Police Chiefs Criticize Homeland Security
Police chiefs of some of the country's largest cities are complaining that Homeland Security is not living up to its promise to share terror-related information with them. It's causing a "growing rift" and some departments are threatening to pull out of the HSA program.
In a report released this week, the homeland-security department's inspector general, Richard Skinner, said that the department's computer network designed to pool information on terrorist threats for police and other federal agencies has been ignored by many of its intended users.
The Homeland Security Information Network, or HSIN, was set up to share secret information with as many as 600 federal, state and local agencies at a cost of $337 million. The department described it as its "backbone" for dealing with national emergencies and terrorist threats. But the report found that officials across the country "are confused and frustrated, without clear guidance on [the network's] role or how to use the system to share information effectively."
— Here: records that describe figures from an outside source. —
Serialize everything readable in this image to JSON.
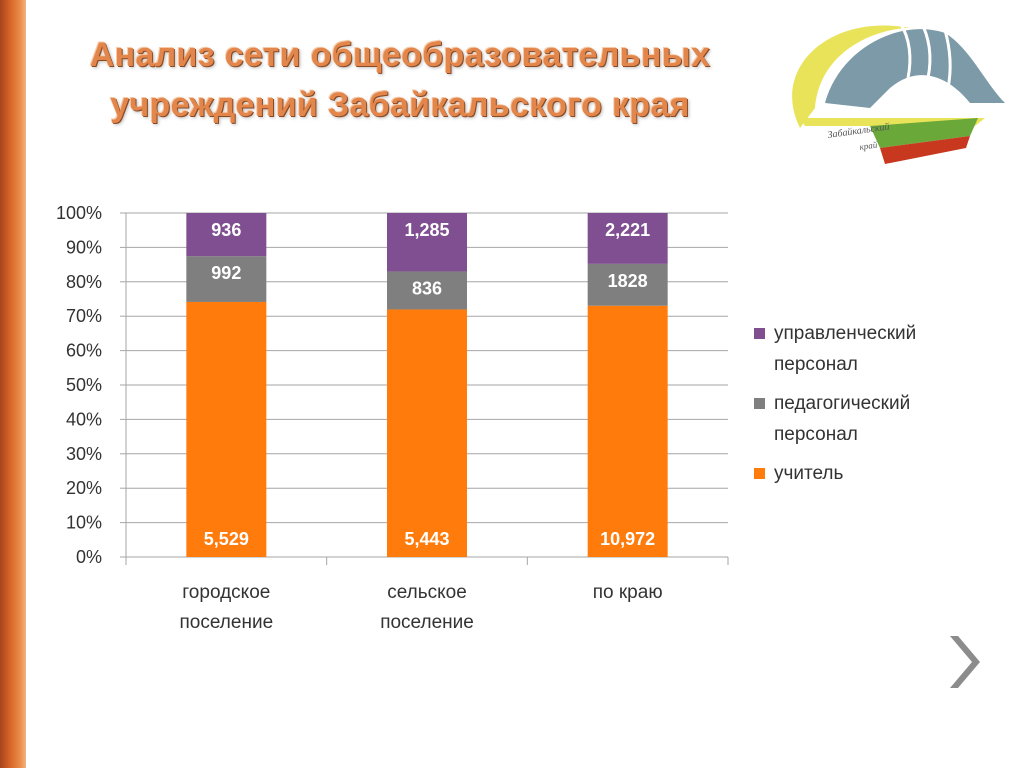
{
  "slide": {
    "title_lines": [
      "Анализ сети общеобразовательных",
      "учреждений Забайкальского края"
    ]
  },
  "logo": {
    "text_line1": "Забайкальский",
    "text_line2": "край"
  },
  "chart_data": {
    "type": "bar",
    "stacked": "percent",
    "categories": [
      [
        "городское",
        "поселение"
      ],
      [
        "сельское",
        "поселение"
      ],
      [
        "по краю"
      ]
    ],
    "series": [
      {
        "name": "учитель",
        "values": [
          5529,
          5443,
          10972
        ],
        "labels": [
          "5,529",
          "5,443",
          "10,972"
        ],
        "color": "#ff7c0c"
      },
      {
        "name": "педагогический персонал",
        "legend_lines": [
          "педагогический",
          "персонал"
        ],
        "values": [
          992,
          836,
          1828
        ],
        "labels": [
          "992",
          "836",
          "1828"
        ],
        "color": "#7f7f7f"
      },
      {
        "name": "управленческий персонал",
        "legend_lines": [
          "управленческий",
          "персонал"
        ],
        "values": [
          936,
          1285,
          2221
        ],
        "labels": [
          "936",
          "1,285",
          "2,221"
        ],
        "color": "#7f4f91"
      }
    ],
    "yticks": [
      "0%",
      "10%",
      "20%",
      "30%",
      "40%",
      "50%",
      "60%",
      "70%",
      "80%",
      "90%",
      "100%"
    ],
    "ylim": [
      0,
      100
    ],
    "grid": true,
    "legend_position": "right"
  },
  "legend_order": [
    2,
    1,
    0
  ],
  "colors": {
    "title": "#e2864c",
    "accent_bar": "#d8662a",
    "grid": "#a6a6a6",
    "axis_text": "#333333"
  },
  "nav": {
    "next_icon": "chevron-right-icon"
  }
}
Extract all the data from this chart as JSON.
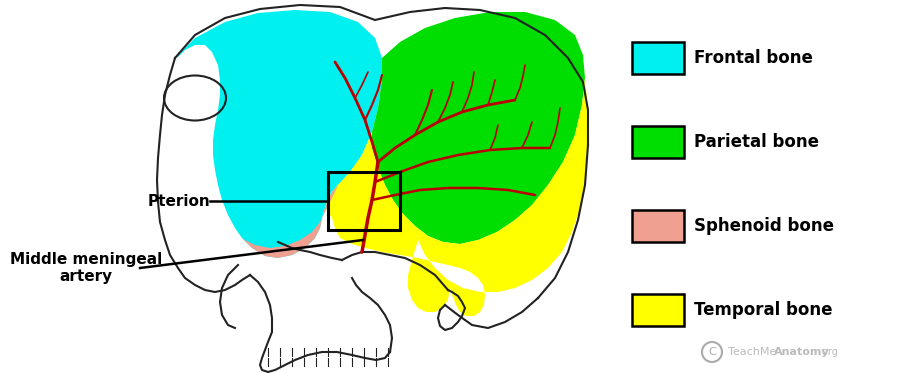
{
  "legend_items": [
    {
      "label": "Frontal bone",
      "color": "#00EFEF"
    },
    {
      "label": "Parietal bone",
      "color": "#00DD00"
    },
    {
      "label": "Sphenoid bone",
      "color": "#F0A090"
    },
    {
      "label": "Temporal bone",
      "color": "#FFFF00"
    }
  ],
  "label_pterion": "Pterion",
  "label_artery_line1": "Middle meningeal",
  "label_artery_line2": "artery",
  "watermark_text": "TeachMe",
  "watermark_bold": "Anatomy",
  "watermark_dot": ".org",
  "bg_color": "#FFFFFF",
  "artery_color": "#BB0000",
  "outline_color": "#222222"
}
Among those complaining: LA Police Chief Bill Bratton:
Police chiefs said in interviews that they felt that the Department of Homeland Security treated them as second-class partners. William Bratton, chief of the Los Angeles Police Department, said: "We have been frustrated with the quality and timeliness of the information we have been getting from Homeland Security for some time."
...Bratton said it's vital that the federal government share information with local police, who are in the position to pick up local threats first. "There is always going to be some information that can't be disseminated -- nobody disputes that -- but there is the strong belief that there is more information that can be shared now faster. And it has to happen," Chief Bratton said.